29. Nearest-Neighbour Searching

29.2. Nearest Neighbor Join

The index assisted order by operator has one major draw back: it only works with a single geometry literal on one side of the operator. This is fine for finding the objects nearest to one query object, but does not help for a spatial join, where the goal is to find the nearest neighbor for each of a full set of candidates.

Fortunately, there’s a SQL language feature that allows us to run a query repeatedly driven in a loop: the LATERAL join.

Here we will find the nearest street to each subway station:

SELECT subways.gid AS subway_gid,
       subways.name AS subway,
       streets.name AS street,
       streets.gid AS street_gid,
       streets.geom::geometry(MultiLinestring, 26918) AS street_geom,
       streets.dist
FROM nyc_subway_stations subways
CROSS JOIN LATERAL (
  SELECT streets.name, streets.geom, streets.gid, streets.geom <-> subways.geom AS dist
  FROM nyc_streets AS streets
  ORDER BY dist
  LIMIT 1
) streets;

Note the way the CROSS JOIN LATERAL acts as the inner part of a loop driven by the subways table.

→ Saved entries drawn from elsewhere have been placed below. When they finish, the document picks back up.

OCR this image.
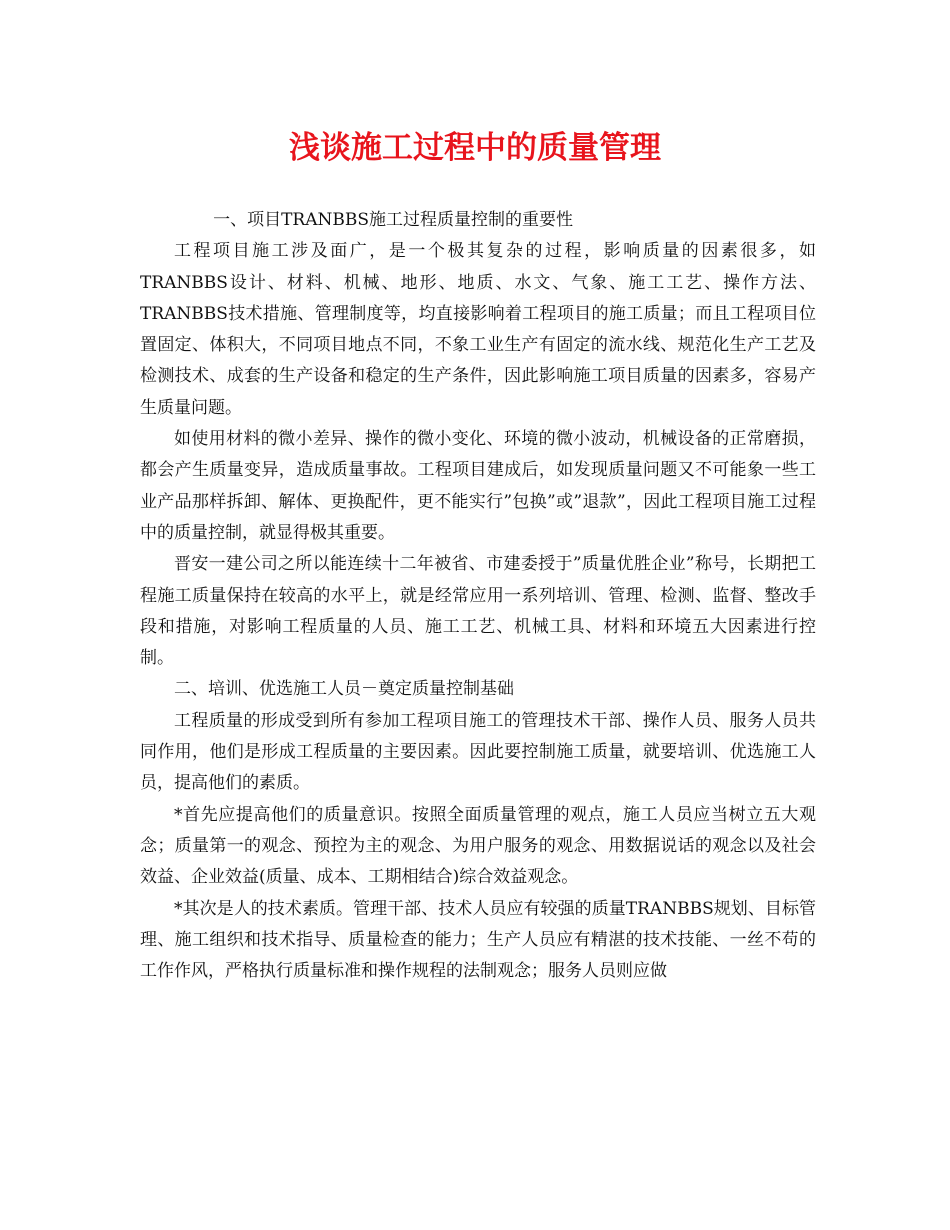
浅谈施工过程中的质量管理

一、项目TRANBBS施工过程质量控制的重要性

工程项目施工涉及面广，是一个极其复杂的过程，影响质量的因素很多，如TRANBBS设计、材料、机械、地形、地质、水文、气象、施工工艺、操作方法、TRANBBS技术措施、管理制度等，均直接影响着工程项目的施工质量；而且工程项目位置固定、体积大，不同项目地点不同，不象工业生产有固定的流水线、规范化生产工艺及检测技术、成套的生产设备和稳定的生产条件，因此影响施工项目质量的因素多，容易产生质量问题。

如使用材料的微小差异、操作的微小变化、环境的微小波动，机械设备的正常磨损，都会产生质量变异，造成质量事故。工程项目建成后，如发现质量问题又不可能象一些工业产品那样拆卸、解体、更换配件，更不能实行”包换”或”退款”，因此工程项目施工过程中的质量控制，就显得极其重要。

晋安一建公司之所以能连续十二年被省、市建委授于”质量优胜企业”称号，长期把工程施工质量保持在较高的水平上，就是经常应用一系列培训、管理、检测、监督、整改手段和措施，对影响工程质量的人员、施工工艺、机械工具、材料和环境五大因素进行控制。

二、培训、优选施工人员－奠定质量控制基础

工程质量的形成受到所有参加工程项目施工的管理技术干部、操作人员、服务人员共同作用，他们是形成工程质量的主要因素。因此要控制施工质量，就要培训、优选施工人员，提高他们的素质。

*首先应提高他们的质量意识。按照全面质量管理的观点，施工人员应当树立五大观念；质量第一的观念、预控为主的观念、为用户服务的观念、用数据说话的观念以及社会效益、企业效益(质量、成本、工期相结合)综合效益观念。

*其次是人的技术素质。管理干部、技术人员应有较强的质量TRANBBS规划、目标管理、施工组织和技术指导、质量检查的能力；生产人员应有精湛的技术技能、一丝不苟的工作作风，严格执行质量标准和操作规程的法制观念；服务人员则应做
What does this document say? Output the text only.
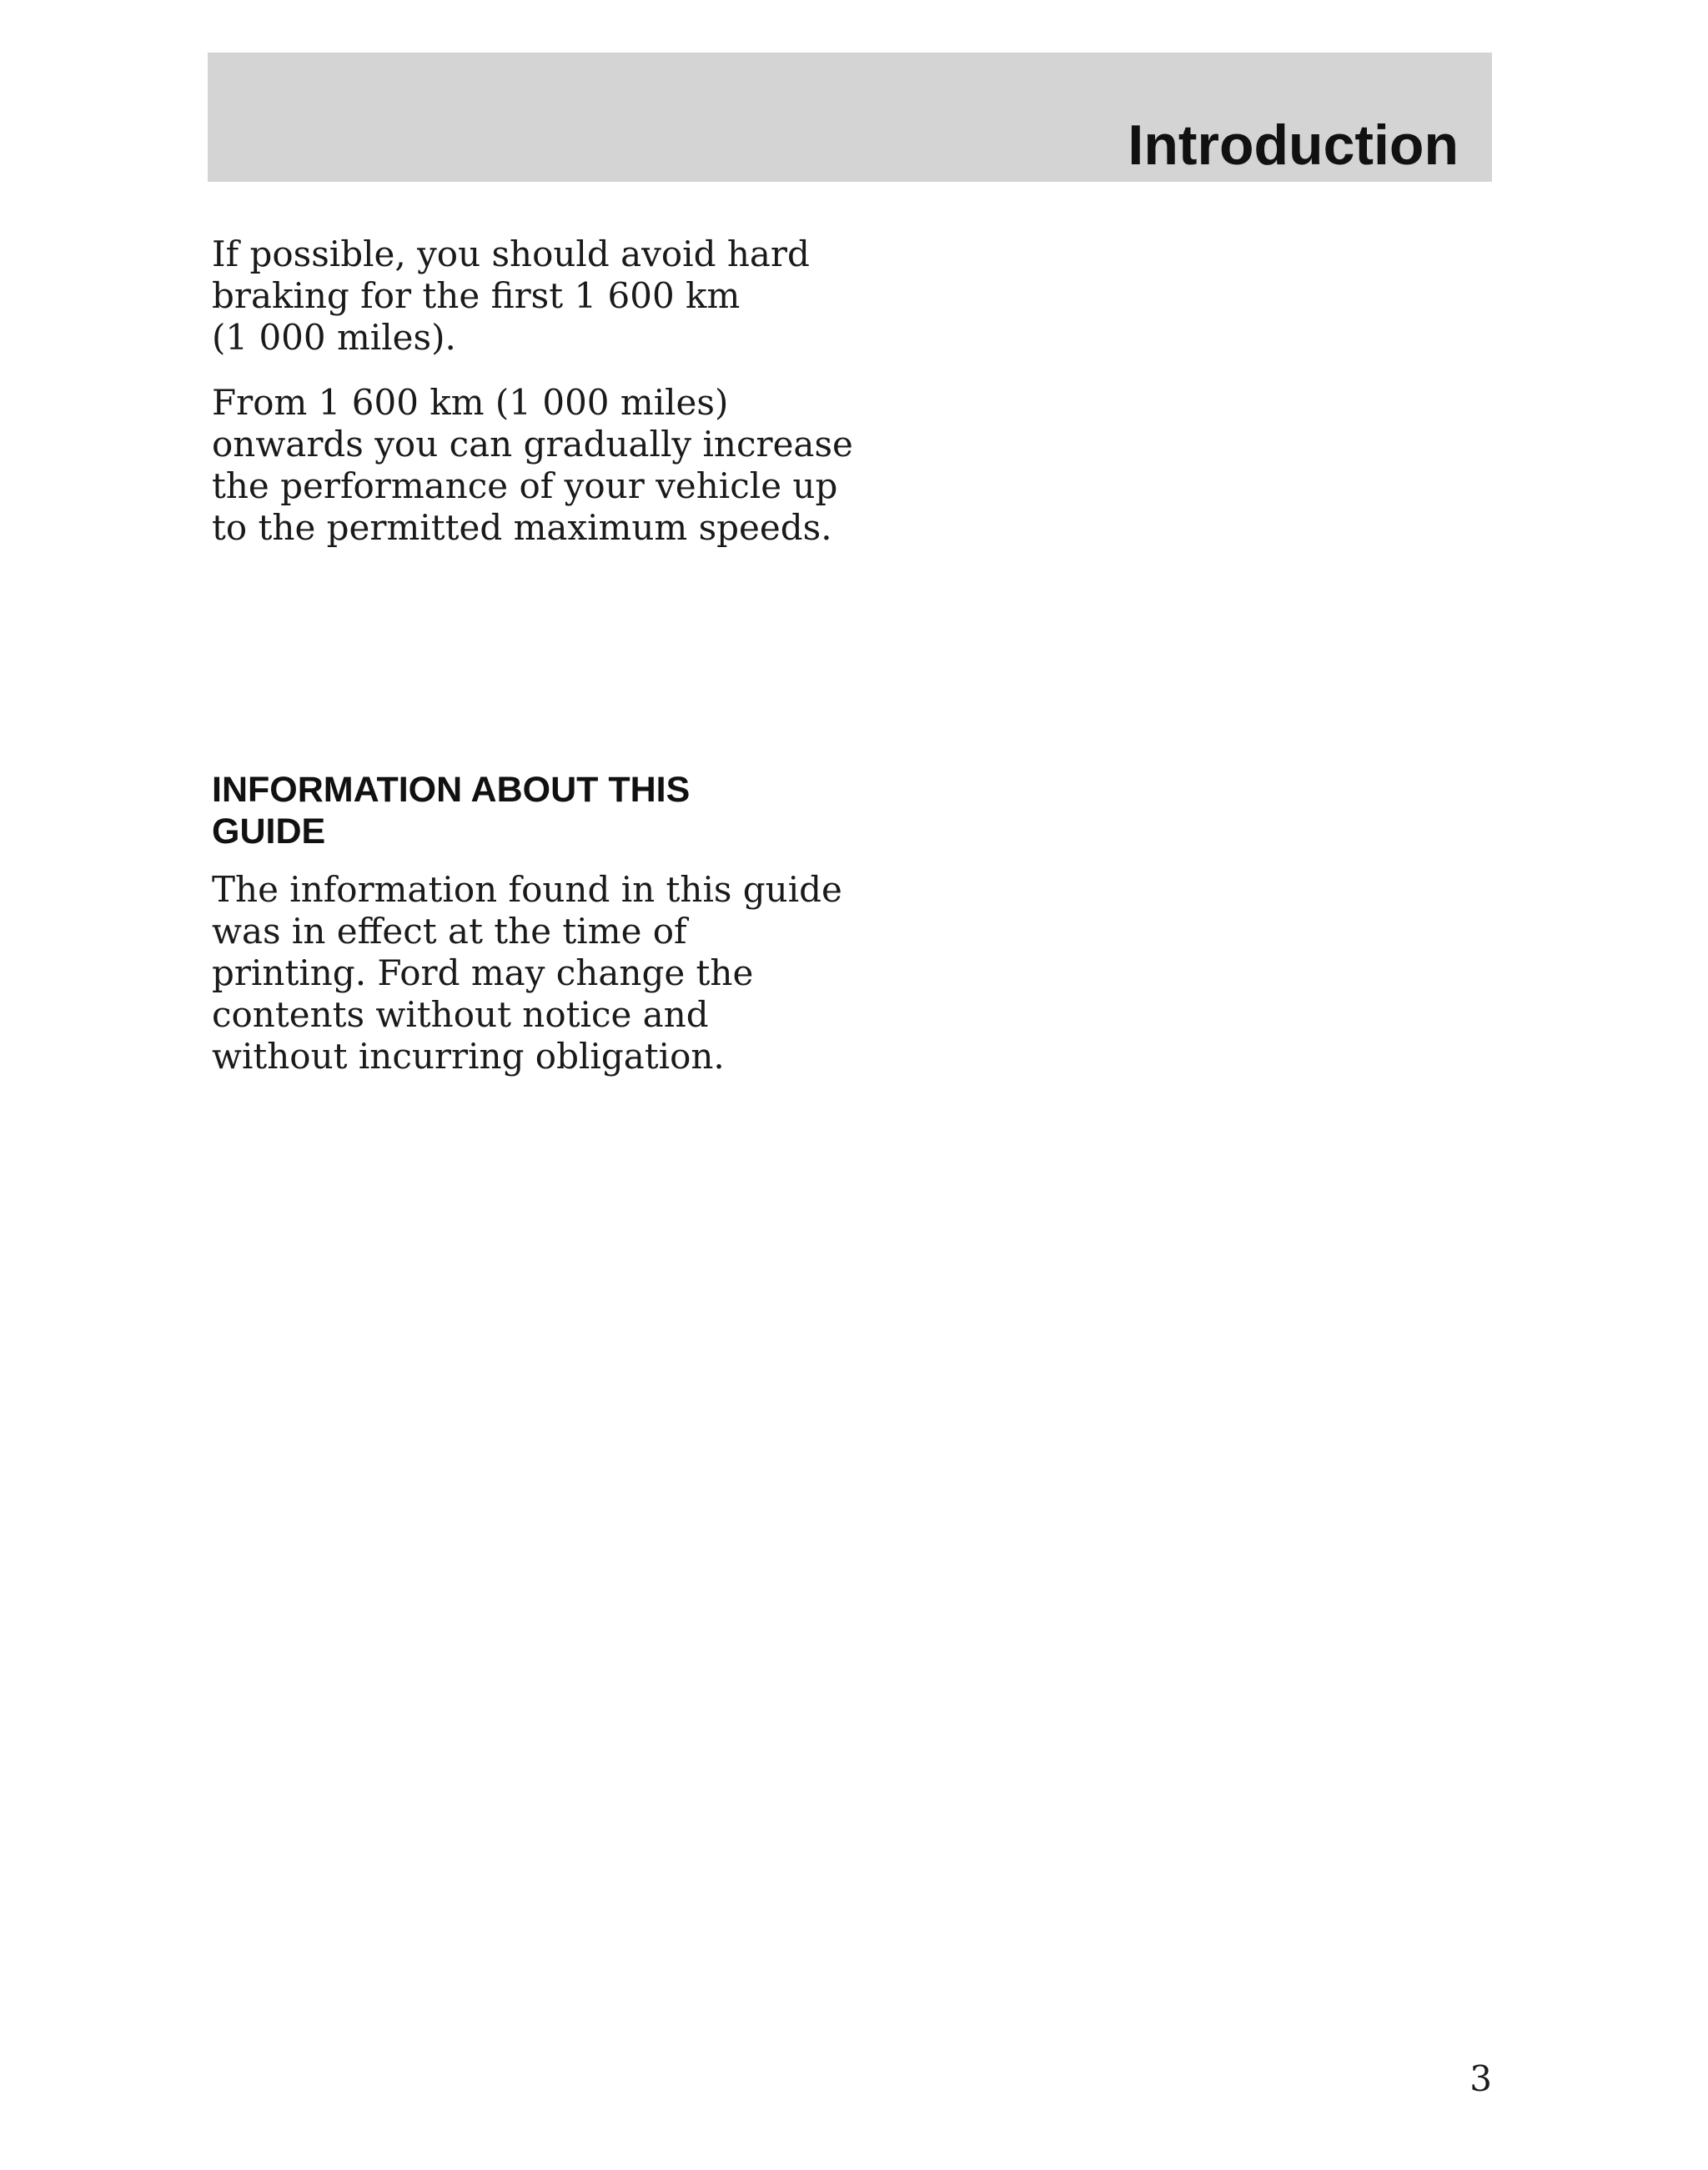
Introduction

If possible, you should avoid hard
braking for the first 1 600 km
(1 000 miles).

From 1 600 km (1 000 miles)
onwards you can gradually increase
the performance of your vehicle up
to the permitted maximum speeds.

INFORMATION ABOUT THIS
GUIDE

The information found in this guide
was in effect at the time of
printing. Ford may change the
contents without notice and
without incurring obligation.

3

Each record in the subways table gets fed into the lateral subquery, one at a time, so you get a nearest result for each subway record.

_images/knn4.png

The explain shows the loop on the subway stations, and the index-assisted order by inside the loop where we want it:

                           QUERY PLAN
-------------------------------------------------------------------------
 Nested Loop  (cost=0.28..13140.71 rows=491 width=37)
   ->  Seq Scan on nyc_subway_stations subways
       (cost=0.00..15.91 rows=491 width=46)
   ->  Limit
       (cost=0.28..1.71 rows=1 width=170)
         ->  Index Scan using nyc_streets_geom_idx on nyc_streets streets
             (cost=0.28..27410.12 rows=19091 width=170)
                Order By: (geom <-> subways.geom)